Margo Guryan Died in 2021. Her Music Keeps Getting Rediscovered. “Words and Music,” a new anthology, shines light on a little-known but increasingly beloved master of pop and jazz songwriting. In the late summer of 1970, Elton John arrived at Los Angeles International Airport for his debut U.S. shows and was greeted by another wildly talented piano-playing singer-songwriter: Margo Guryan. Her husband, David Rosner, worked for the company that signed John, and together they helped him get sorted in the run-up to his legendary performances at the Troubadour, kicking off a long, spectacular career. Guryan’s career proved less of a spectacle. After modest success as a jazz-pop songwriter, she recorded one album of her own, with Rosner’s encouragement. “Take a Picture” was alive with dazzling melodies, lyrical wit, strikingly intimate vocals and marvelously florid arrangements — a small masterpiece of the microgenre known as sunshine pop. But Guryan was a reluctant performer who refused to tour, and her album, released in 1968, was a commercial flop, after her label barely promoted it.
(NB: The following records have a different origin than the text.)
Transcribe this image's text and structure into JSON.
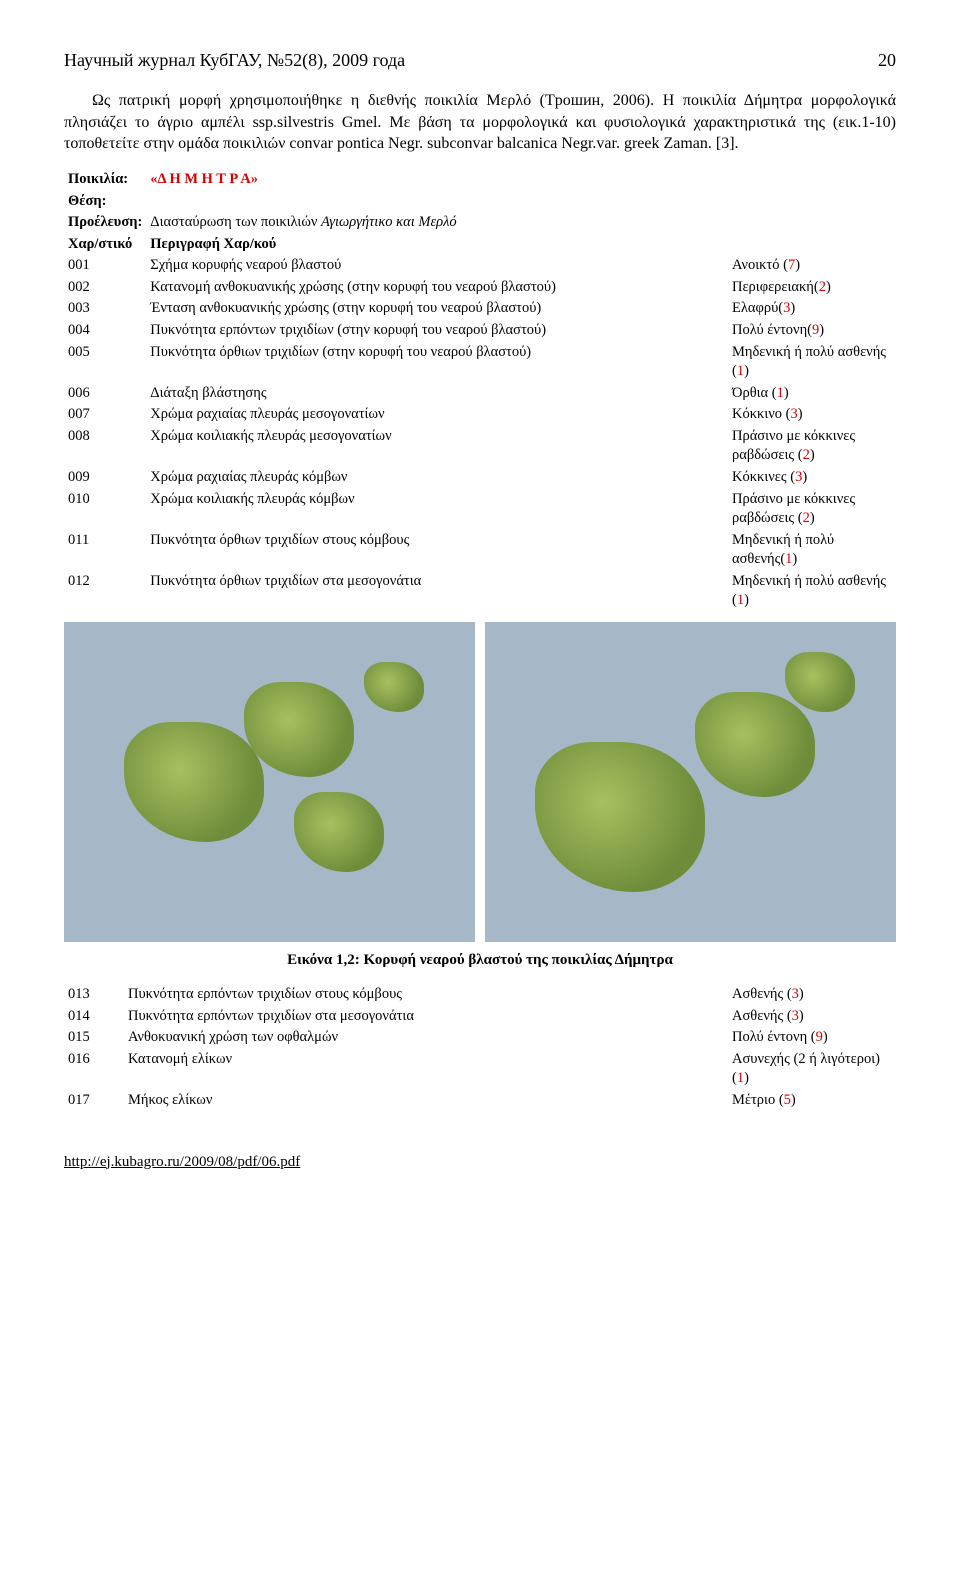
{
  "header": {
    "journal": "Научный журнал КубГАУ, №52(8), 2009 года",
    "page": "20"
  },
  "paragraph": "Ως πατρική μορφή χρησιμοποιήθηκε η διεθνής ποικιλία Μερλό (Τрошин, 2006). Η ποικιλία Δήμητρα μορφολογικά πλησιάζει το άγριο αμπέλι ssp.silvestris Gmel. Με βάση τα μορφολογικά και φυσιολογικά χαρακτηριστικά της (εικ.1-10) τοποθετείτε στην ομάδα ποικιλιών convar pontica Negr. subconvar balcanica Negr.var. greek Zaman. [3].",
  "meta": {
    "variety_label": "Ποικιλία:",
    "variety_value": "«Δ Η Μ Η Τ Ρ Α»",
    "thesis_label": "Θέση:",
    "origin_label": "Προέλευση:",
    "origin_value_prefix": "Διασταύρωση των ποικιλιών ",
    "origin_value_italic": "Αγιωργήτικο και Μερλό",
    "char_code_label": "Χαρ/στικό",
    "char_desc_label": "Περιγραφή Χαρ/κού"
  },
  "rows_top": [
    {
      "code": "001",
      "desc": "Σχήμα κορυφής νεαρού βλαστού",
      "val": "Ανοικτό (",
      "num": "7",
      "tail": ")"
    },
    {
      "code": "002",
      "desc": "Κατανομή ανθοκυανικής χρώσης (στην κορυφή του νεαρού βλαστού)",
      "val": "Περιφερειακή(",
      "num": "2",
      "tail": ")"
    },
    {
      "code": "003",
      "desc": "Ένταση ανθοκυανικής χρώσης (στην κορυφή του νεαρού βλαστού)",
      "val": "Ελαφρύ(",
      "num": "3",
      "tail": ")"
    },
    {
      "code": "004",
      "desc": "Πυκνότητα ερπόντων τριχιδίων (στην κορυφή του νεαρού βλαστού)",
      "val": "Πολύ έντονη(",
      "num": "9",
      "tail": ")"
    },
    {
      "code": "005",
      "desc": "Πυκνότητα όρθιων τριχιδίων (στην κορυφή του νεαρού βλαστού)",
      "val": "Μηδενική ή πολύ ασθενής (",
      "num": "1",
      "tail": ")"
    },
    {
      "code": "006",
      "desc": "Διάταξη βλάστησης",
      "val": "Όρθια (",
      "num": "1",
      "tail": ")"
    },
    {
      "code": "007",
      "desc": "Χρώμα ραχιαίας πλευράς μεσογονατίων",
      "val": "Κόκκινο (",
      "num": "3",
      "tail": ")"
    },
    {
      "code": "008",
      "desc": "Χρώμα κοιλιακής πλευράς μεσογονατίων",
      "val": "Πράσινο με κόκκινες ραβδώσεις (",
      "num": "2",
      "tail": ")"
    },
    {
      "code": "009",
      "desc": "Χρώμα ραχιαίας πλευράς κόμβων",
      "val": "Κόκκινες (",
      "num": "3",
      "tail": ")"
    },
    {
      "code": "010",
      "desc": "Χρώμα κοιλιακής πλευράς κόμβων",
      "val": "Πράσινο με κόκκινες ραβδώσεις (",
      "num": "2",
      "tail": ")"
    },
    {
      "code": "011",
      "desc": "Πυκνότητα όρθιων τριχιδίων στους κόμβους",
      "val": "Μηδενική ή πολύ ασθενής(",
      "num": "1",
      "tail": ")"
    },
    {
      "code": "012",
      "desc": "Πυκνότητα όρθιων τριχιδίων στα μεσογονάτια",
      "val": "Μηδενική ή πολύ ασθενής (",
      "num": "1",
      "tail": ")"
    }
  ],
  "figure_caption": "Εικόνα 1,2: Κορυφή νεαρού βλαστού της ποικιλίας Δήμητρα",
  "rows_bottom": [
    {
      "code": "013",
      "desc": "Πυκνότητα ερπόντων τριχιδίων στους κόμβους",
      "val": "Ασθενής (",
      "num": "3",
      "tail": ")"
    },
    {
      "code": "014",
      "desc": "Πυκνότητα ερπόντων τριχιδίων στα μεσογονάτια",
      "val": "Ασθενής (",
      "num": "3",
      "tail": ")"
    },
    {
      "code": "015",
      "desc": "Ανθοκυανική χρώση των οφθαλμών",
      "val": "Πολύ έντονη (",
      "num": "9",
      "tail": ")"
    },
    {
      "code": "016",
      "desc": "Κατανομή ελίκων",
      "val": "Ασυνεχής (2 ή λιγότεροι) (",
      "num": "1",
      "tail": ")"
    },
    {
      "code": "017",
      "desc": "Μήκος ελίκων",
      "val": "Μέτριο (",
      "num": "5",
      "tail": ")"
    }
  ],
  "footer_link": "http://ej.kubagro.ru/2009/08/pdf/06.pdf",
  "colors": {
    "red": "#d80000",
    "text": "#000000"
  }
}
And yet, in a unique twist on a familiar story, the 11 songs of “Take a Picture” became a shared secret around the world; pirate pressings overseas earned her the sobriquet “The Soft Pop Queen of Japan.” In 2000 the LP was officially reissued, followed by others collecting her demo recordings — lean performances that could pass for 21st-century indie-pop.